The old man looked at his wife for a moment, and there was a mighty struggle in his mind. Finally he hunted for their community ear trumpet, and marched across the room to her side. At great cost of pride he put the tube of the trumpet to her ear and shouted:

“I’d like to make it happy days, Mary; and I kinda think I was part wrong. Anyway, here I be speaking first.”

Aunt Mary took her turn at the trumpet.

“Reuben, I’m awful glad you spoke first. Thinking it over, I guess I was a little to blame, too, but not half as much as you were!”

And Reuben saw visions of his old courting days, when they could both hear whispered confidences, when this gray and wrinkled woman was a blooming girl. And the old man rose to heights of wild extravagance.

“Here, boy,” he said, “I’ll give you ten cents to go out to the shed and split an armful of that soft pine.”

And after the door closed behind him—well, there is a human language which needs no words for its interpretation; it is action.

It is no wonder that when the boy returned Aunt Mary was so flustered that instead of filling the pail with the skim-milk, she poured in fine cream! That baby had a full supply of vitamines for once.
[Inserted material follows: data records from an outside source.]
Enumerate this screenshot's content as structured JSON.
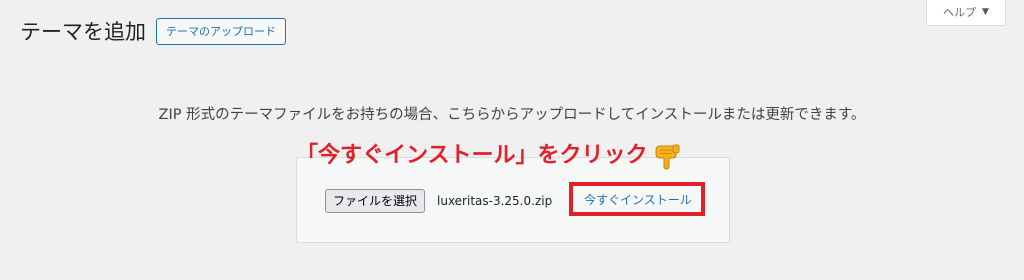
{
  "header": {
    "page_title": "テーマを追加",
    "upload_button_label": "テーマのアップロード",
    "help_label": "ヘルプ",
    "help_caret": "▼"
  },
  "upload": {
    "description": "ZIP 形式のテーマファイルをお持ちの場合、こちらからアップロードしてインストールまたは更新できます。",
    "file_button_label": "ファイルを選択",
    "selected_file": "luxeritas-3.25.0.zip",
    "install_button_label": "今すぐインストール"
  },
  "annotation": {
    "callout_text": "「今すぐインストール」をクリック",
    "highlight_color": "#e0212a",
    "pointer_icon": "backhand-index-pointing-down-icon"
  },
  "colors": {
    "background": "#f0f0f1",
    "accent": "#2271b1",
    "annotation_red": "#e0212a"
  }
}
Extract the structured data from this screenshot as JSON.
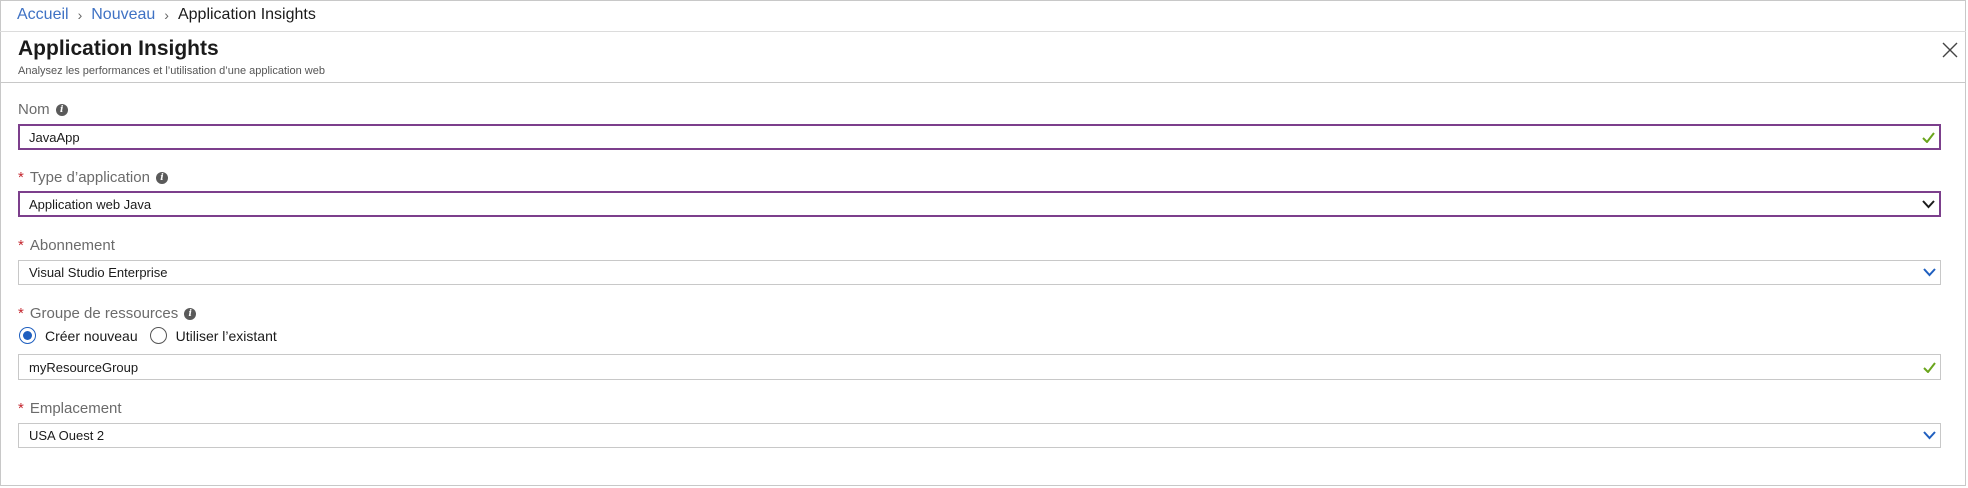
{
  "breadcrumb": {
    "items": [
      "Accueil",
      "Nouveau"
    ],
    "current": "Application Insights"
  },
  "header": {
    "title": "Application Insights",
    "subtitle": "Analysez les performances et l’utilisation d’une application web"
  },
  "form": {
    "name": {
      "label": "Nom",
      "value": "JavaApp",
      "status_icon": "check-icon"
    },
    "app_type": {
      "required": "*",
      "label": "Type d’application",
      "value": "Application web Java",
      "icon": "chevron-down-icon"
    },
    "subscription": {
      "required": "*",
      "label": "Abonnement",
      "value": "Visual Studio Enterprise",
      "icon": "chevron-down-icon"
    },
    "resource_group": {
      "required": "*",
      "label": "Groupe de ressources",
      "options": [
        "Créer nouveau",
        "Utiliser l’existant"
      ],
      "selected_option": "Créer nouveau",
      "value": "myResourceGroup",
      "status_icon": "check-icon"
    },
    "location": {
      "required": "*",
      "label": "Emplacement",
      "value": "USA Ouest 2",
      "icon": "chevron-down-icon"
    }
  },
  "colors": {
    "link": "#3f72c4",
    "required": "#c4262e",
    "focus_border": "#7c3f8c",
    "check": "#6aa51c",
    "accent": "#1f5fbf"
  }
}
I am acquainted with a young man who once went out into a country neighborhood to canvass for a subscription book. This man was somewhat deaf, just enough to make him mix words a little. Of course, he had no business to serve as a book agent, but the deaf will sometimes attempt strange things. He stopped at one farmhouse and found a middle-aged man and woman in the sitting-room. The man was evidently annoyed and embarrassed by the book agent’s entrance, but the latter paid little attention. He ran glibly through his story twice, and finished as usual, handing his pencil over with his usual persuasive:

“Sign right here, on this dotted line.”